Wie es Bilo zutreffend beschreibt. Auch ich beobachte die Lage mit Besorgnis, aber nicht mit den Augen der Angst. Wir benötigen tragfähige und nachhaltige Lösungen, die viele Interessen berücksichtigen muss. Damit meine ich die Interessen der Gastgeber und die Interessen der Gäste. Auf den Weg dahin werden wir wohl gesamtgesellschaftlich und über unsere Grenzen hinaus viele schwierige Diskussionen führen müssen, um auf einen gemeinsamen Nenner zu kommen.
Aber das ist noch lange kein Grund, Vorverurteilungen, Fremdenhass und Generalisierungen dazu zu verwenden, gegen die Situation -für die alle nichts können- eine derartige Stimmung zu Lasten von Menschen in Not zu machen.

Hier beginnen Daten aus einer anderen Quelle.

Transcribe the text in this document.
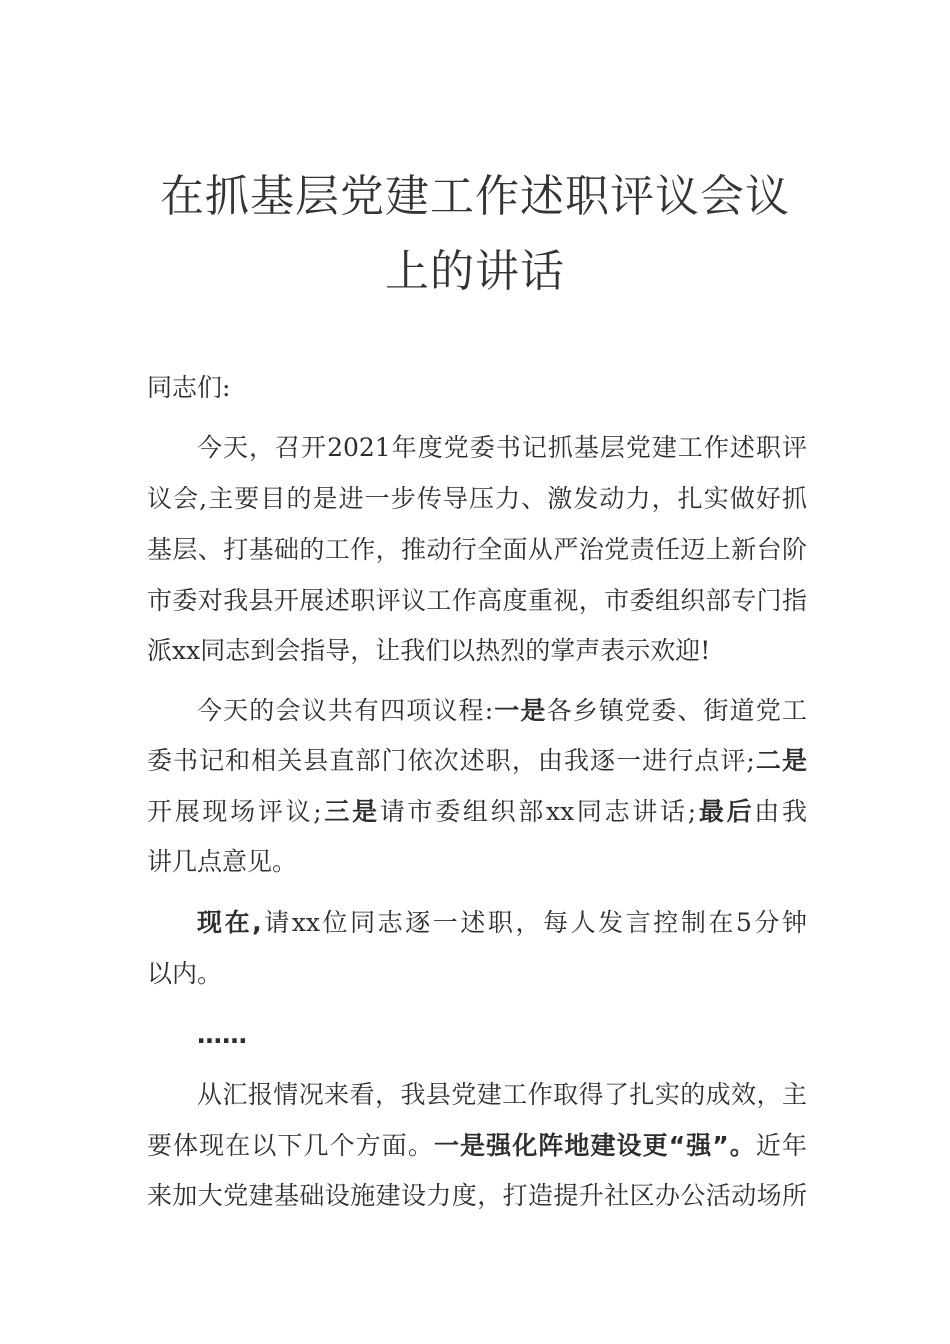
在抓基层党建工作述职评议会议
上的讲话
同志们:
今天，召开2021年度党委书记抓基层党建工作述职评
议会,主要目的是进一步传导压力、激发动力，扎实做好抓
基层、打基础的工作，推动行全面从严治党责任迈上新台阶
市委对我县开展述职评议工作高度重视，市委组织部专门指
派xx同志到会指导，让我们以热烈的掌声表示欢迎!
今天的会议共有四项议程:一是各乡镇党委、街道党工
委书记和相关县直部门依次述职，由我逐一进行点评;二是
开展现场评议;三是请市委组织部xx同志讲话;最后由我
讲几点意见。
现在,请xx位同志逐一述职，每人发言控制在5分钟
以内。
……
从汇报情况来看，我县党建工作取得了扎实的成效，主
要体现在以下几个方面。一是强化阵地建设更“强”。近年
来加大党建基础设施建设力度，打造提升社区办公活动场所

Es gilt, zunächst eine humanitäre Katastrophen abzuwenden; im Anschluß geht es um interessenausgleichende Lösungen.
TT hat eine breite und gesunde Basis, auch wenn diese gerade in den letzten Jahren stark zurückging und viele deshalb diverse Anregungen unterbreiteten. Dennoch diskutieren hier Menschen aus allen Gesellschaftsschichten in der Regel konstruktiv miteinander. Da bin ich bei Frank. Und damit das so bleibt oder gar (in Anlehnung an das 'Früher') wieder quantitativ anzieht, müssen wir uns alle an Spielregeln halten, die gesamtgesellschaftlich ohne Bedenken als gut akzeptiert werden.